There are business owners and marketers who swear by WordPress templates and more than a handful of low-cost designers who use them as starting points for new websites. At the same time, some web designers will tell you to steer clear of WordPress templates at any cost, because of the headaches they can cause over the long run.
Which group is right?
To get to the bottom of this question, you have to understand the ups and downs of WordPress templates to see whether there a good match for what you need…
The Advantages of Using a WordPress Template
There are really two reasons a business owner would decide to build a website from a WordPress template or work with the designer who uses one as a starting point.
The first reason is that WordPress templates are incredibly inexpensive. Depending on what you’re looking for, you can probably find one that more or less fits your needs for less than you’d spend on a couple of pizzas. You might have to shell out a bit more to have alterations made, or to plug in things like images and text, but they are still a great value from an initial investment point of view.
Also, using a WordPress template allows you to get online faster. After all, most of the design has already been finished. If you’re in a hurry to see your web project come to life, that can be a big plus.
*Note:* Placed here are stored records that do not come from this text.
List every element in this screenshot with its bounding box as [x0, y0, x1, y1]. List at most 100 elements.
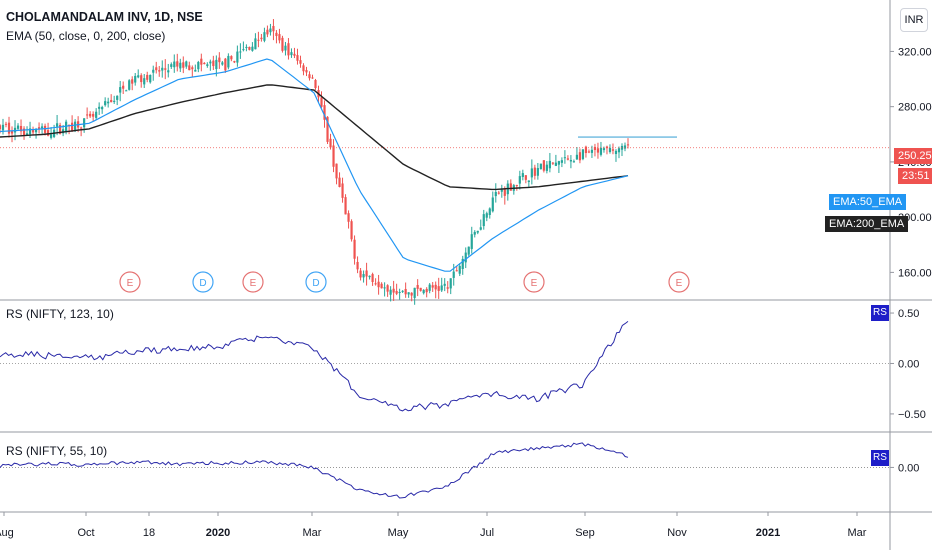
candle-body: [62, 129, 65, 134]
candle-body: [80, 127, 83, 129]
candle-body: [563, 157, 566, 159]
candle-body: [503, 189, 506, 196]
candle-body: [176, 61, 179, 67]
candle-body: [113, 100, 116, 102]
earnings-marker: [668, 271, 690, 293]
candle-body: [440, 285, 443, 291]
candle-body: [356, 261, 359, 270]
candle-body: [227, 55, 230, 68]
candle-body: [182, 62, 185, 68]
rs1-title: RS (NIFTY, 123, 10): [6, 307, 114, 321]
candle-body: [239, 51, 242, 53]
event-marker-label: D: [199, 278, 206, 289]
currency-button[interactable]: INR: [900, 8, 928, 32]
candle-body: [299, 60, 302, 64]
candle-body: [611, 149, 615, 151]
candle-body: [374, 283, 377, 285]
candle-body: [284, 45, 287, 51]
price-tick-label: 320.00: [898, 46, 932, 58]
candle-body: [314, 80, 317, 89]
candle-body: [260, 37, 263, 40]
candle-body: [134, 75, 137, 83]
candle-body: [320, 97, 323, 107]
indicator-title: EMA (50, close, 0, 200, close): [6, 29, 166, 43]
candle-body: [269, 28, 272, 33]
candle-body: [125, 90, 128, 92]
candle-body: [71, 122, 74, 131]
candle-body: [311, 77, 314, 79]
candle-body: [350, 221, 353, 240]
candle-body: [368, 275, 371, 278]
candle-body: [149, 74, 152, 83]
candle-body: [49, 134, 53, 138]
candle-body: [278, 34, 281, 41]
candle-body: [74, 121, 77, 130]
candle-body: [581, 149, 585, 160]
candle-body: [554, 162, 557, 166]
candle-body: [43, 125, 47, 133]
candle-body: [599, 147, 603, 155]
candle-body: [467, 246, 470, 255]
time-tick-label: Nov: [667, 527, 687, 539]
candle-body: [266, 29, 269, 35]
candle-body: [128, 80, 131, 90]
candle-body: [551, 162, 554, 164]
candle-body: [296, 55, 299, 61]
candle-body: [25, 133, 29, 136]
candle-body: [587, 151, 591, 153]
rs-line: [0, 442, 629, 499]
earnings-marker: [119, 271, 141, 293]
candle-body: [158, 70, 161, 72]
countdown-tag: 23:51: [898, 168, 932, 184]
candle-body: [578, 152, 582, 161]
candle-body: [569, 159, 573, 162]
candle-body: [92, 113, 95, 117]
candle-body: [341, 183, 344, 198]
candle-body: [347, 213, 350, 222]
candle-body: [302, 65, 305, 72]
candle-body: [209, 61, 212, 64]
candle-body: [146, 74, 149, 80]
candle-body: [608, 147, 612, 153]
candle-body: [428, 284, 431, 291]
candle-body: [329, 138, 332, 148]
candle-body: [257, 39, 260, 41]
candle-body: [545, 164, 548, 171]
candle-body: [380, 283, 383, 289]
time-tick-label: Jul: [480, 527, 494, 539]
candle-body: [107, 101, 110, 104]
candle-body: [95, 111, 98, 118]
rs-line: [0, 321, 629, 412]
candle-body: [272, 26, 275, 32]
time-tick-label: Mar: [848, 527, 867, 539]
candle-body: [593, 146, 597, 151]
candle-body: [434, 284, 437, 290]
candle-body: [104, 101, 107, 106]
candle-body: [0, 125, 2, 130]
candle-body: [464, 252, 467, 263]
candle-body: [194, 69, 197, 72]
candle-body: [401, 290, 404, 292]
candle-body: [488, 208, 491, 215]
candle-body: [614, 150, 618, 155]
candle-body: [10, 131, 14, 134]
last-price-tag: 250.25: [894, 148, 932, 164]
candle-body: [353, 239, 356, 259]
candle-body: [476, 230, 479, 233]
candle-body: [626, 144, 630, 146]
event-marker-label: E: [127, 278, 134, 289]
candle-body: [566, 158, 570, 160]
candle-body: [122, 85, 125, 89]
candle-body: [452, 271, 455, 278]
event-marker-label: E: [676, 278, 683, 289]
candle-body: [575, 154, 579, 160]
candle-body: [206, 64, 209, 66]
candle-body: [203, 62, 206, 65]
rs1-tag: RS: [871, 305, 889, 321]
event-marker-label: D: [312, 278, 319, 289]
candle-body: [494, 191, 497, 197]
ema200-line: [0, 84, 629, 191]
candle-body: [86, 114, 89, 116]
candle-body: [101, 107, 104, 110]
candle-body: [539, 163, 542, 170]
The Disadvantages of WordPress Templates
A big drawback to working with a WordPress template is that it’s going to be generic. Because it was built for use by lots of different clients, not you specifically, it may have a sort of “nondescript corporate” feel to it. That’s not a great thing when you’re trying to make a good impression on customers.
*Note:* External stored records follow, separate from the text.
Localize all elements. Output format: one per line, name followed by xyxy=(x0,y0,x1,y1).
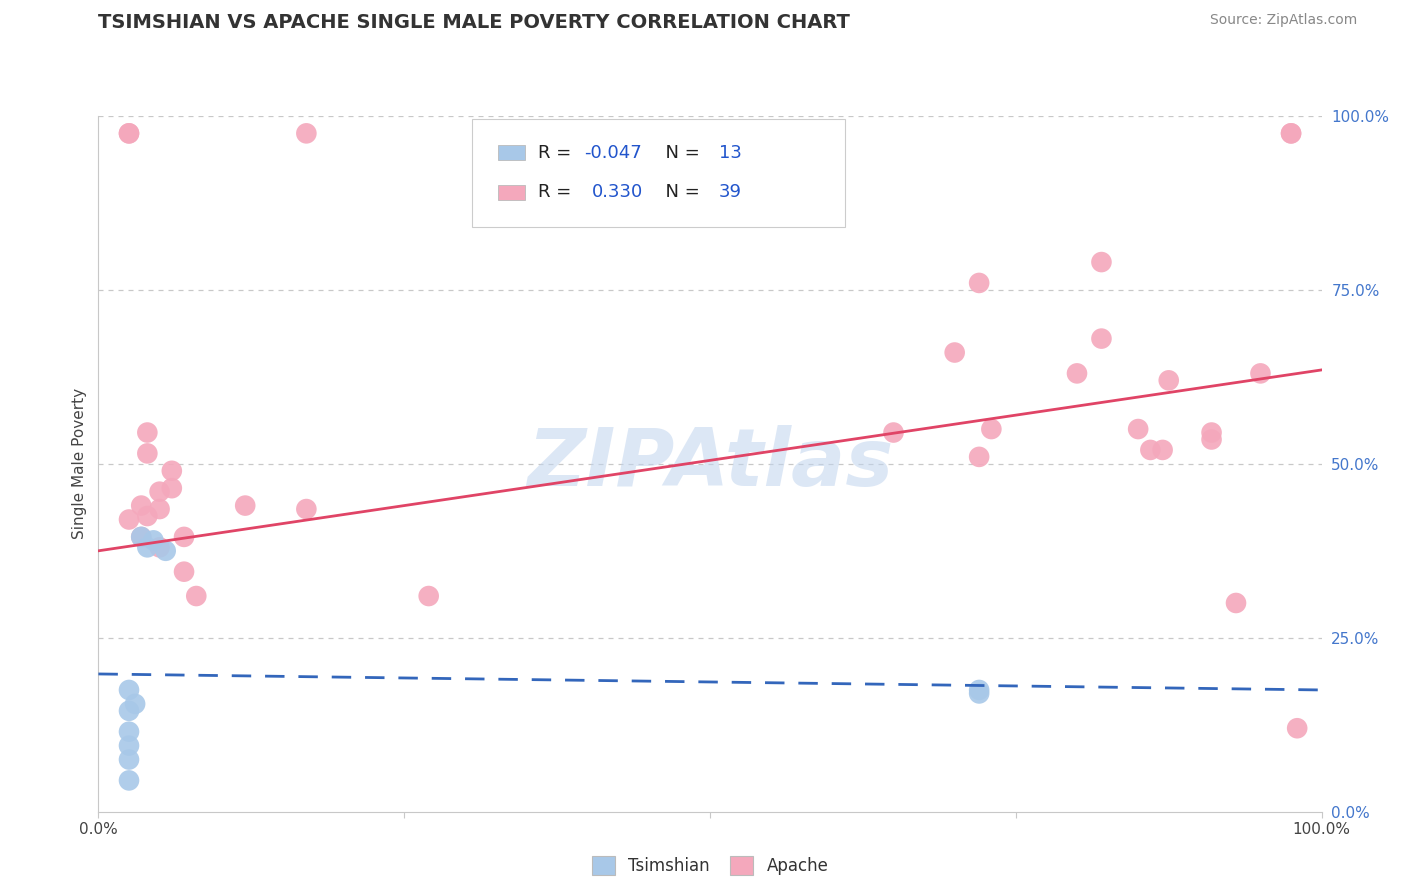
Point xyxy=(173,565,195,579)
Point xyxy=(1279,127,1302,141)
Point xyxy=(967,686,990,700)
Point xyxy=(1279,127,1302,141)
Point xyxy=(1201,425,1223,440)
Text: 13: 13 xyxy=(718,144,741,161)
Point xyxy=(883,425,905,440)
Point xyxy=(155,544,177,558)
Text: 39: 39 xyxy=(718,184,741,202)
Text: R =: R = xyxy=(537,144,576,161)
Text: N =: N = xyxy=(654,144,706,161)
Point xyxy=(118,704,141,718)
Point xyxy=(1225,596,1247,610)
Point xyxy=(118,773,141,788)
Point xyxy=(943,345,966,359)
FancyBboxPatch shape xyxy=(498,185,526,200)
Point xyxy=(118,512,141,526)
Point xyxy=(160,464,183,478)
Text: N =: N = xyxy=(654,184,706,202)
Text: TSIMSHIAN VS APACHE SINGLE MALE POVERTY CORRELATION CHART: TSIMSHIAN VS APACHE SINGLE MALE POVERTY … xyxy=(98,13,851,32)
Point xyxy=(118,739,141,753)
Point xyxy=(129,499,152,513)
Point xyxy=(136,446,159,460)
Point xyxy=(129,530,152,544)
Point xyxy=(295,127,318,141)
FancyBboxPatch shape xyxy=(471,120,845,227)
Point xyxy=(418,589,440,603)
Point xyxy=(118,127,141,141)
Point xyxy=(1249,367,1271,381)
Point xyxy=(1286,721,1309,735)
Point xyxy=(186,589,208,603)
Point xyxy=(142,533,165,548)
Point xyxy=(173,530,195,544)
Point xyxy=(1201,433,1223,447)
Point xyxy=(129,530,152,544)
Point xyxy=(1090,332,1112,346)
Point xyxy=(124,697,146,711)
Point xyxy=(1128,422,1150,436)
Point xyxy=(136,425,159,440)
Point xyxy=(295,502,318,516)
Point xyxy=(136,508,159,523)
Point xyxy=(118,683,141,698)
Point xyxy=(118,127,141,141)
Point xyxy=(149,502,172,516)
Text: R =: R = xyxy=(537,184,582,202)
Point xyxy=(149,484,172,499)
Text: -0.047: -0.047 xyxy=(583,144,641,161)
Point xyxy=(118,753,141,767)
FancyBboxPatch shape xyxy=(498,145,526,161)
Point xyxy=(1066,367,1088,381)
Point xyxy=(1152,442,1174,457)
Point xyxy=(967,276,990,290)
Point xyxy=(118,724,141,739)
Point xyxy=(1157,373,1180,387)
Text: Source: ZipAtlas.com: Source: ZipAtlas.com xyxy=(1209,13,1357,28)
Point xyxy=(149,541,172,555)
Point xyxy=(1090,255,1112,269)
Point xyxy=(233,499,256,513)
Y-axis label: Single Male Poverty: Single Male Poverty xyxy=(72,388,87,540)
Point xyxy=(136,541,159,555)
Text: ZIPAtlas: ZIPAtlas xyxy=(527,425,893,503)
Point xyxy=(1139,442,1161,457)
Point xyxy=(980,422,1002,436)
Point xyxy=(967,683,990,698)
Legend: Tsimshian, Apache: Tsimshian, Apache xyxy=(583,847,837,883)
Point xyxy=(160,481,183,495)
Point xyxy=(967,450,990,464)
Text: 0.330: 0.330 xyxy=(592,184,643,202)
A bigger more serious problem is that WordPress templates are loaded with coding and plug-ins that might not be relevant to your business whatsoever. Again, because they’re set up to be used by anyone, developers take a “kitchen sink” approach to building them out.
Having extra functionality might not seem like a bad thing, but a bloated website is going to suffer from performance problems. It may load slowly, or display incorrectly. It might not be completely compatible with all mobile devices or could respond poorly to the images, text, and plug-ins you want to include on your website. Each of these is going to cost time and money to fix and could turn off customers in the meantime.
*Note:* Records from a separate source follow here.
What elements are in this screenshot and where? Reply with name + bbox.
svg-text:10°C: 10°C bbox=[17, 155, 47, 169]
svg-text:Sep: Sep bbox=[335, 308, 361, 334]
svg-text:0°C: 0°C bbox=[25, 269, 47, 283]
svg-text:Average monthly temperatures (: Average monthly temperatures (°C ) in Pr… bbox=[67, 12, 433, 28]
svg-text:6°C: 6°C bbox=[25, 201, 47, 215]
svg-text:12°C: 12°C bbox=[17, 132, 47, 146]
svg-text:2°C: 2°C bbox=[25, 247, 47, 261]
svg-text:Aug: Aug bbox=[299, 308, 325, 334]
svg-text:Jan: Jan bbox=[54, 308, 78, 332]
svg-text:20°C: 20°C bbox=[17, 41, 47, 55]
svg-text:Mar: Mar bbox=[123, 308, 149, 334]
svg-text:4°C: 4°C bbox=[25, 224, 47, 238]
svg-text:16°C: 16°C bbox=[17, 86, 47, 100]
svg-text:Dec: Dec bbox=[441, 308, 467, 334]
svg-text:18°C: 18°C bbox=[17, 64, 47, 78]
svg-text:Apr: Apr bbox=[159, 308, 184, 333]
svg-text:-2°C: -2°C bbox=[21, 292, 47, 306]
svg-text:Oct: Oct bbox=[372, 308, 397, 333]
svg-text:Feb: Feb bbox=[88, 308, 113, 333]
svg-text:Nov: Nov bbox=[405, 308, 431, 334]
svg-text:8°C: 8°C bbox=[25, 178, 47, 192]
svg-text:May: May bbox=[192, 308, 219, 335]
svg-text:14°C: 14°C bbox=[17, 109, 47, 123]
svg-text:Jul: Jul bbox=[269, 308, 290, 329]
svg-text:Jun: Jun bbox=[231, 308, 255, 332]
How to Think About WordPress Templates
A WordPress template is like a shiny automobile that is sitting on a used car lot. It looks like an incredible bargain from the outside, but you have to know that it could fall apart a few months down the road, even if you aren’t doing anything unusual.
In fact, that could be the perfect analogy for WordPress templates overall: they might get you to and from where you need to go if you’re a brand-new business owner who’s just starting out, but in the end you’re going to have to decide between spending a significant amount of money on repairs or springing for something a little more stylish and reliable later on.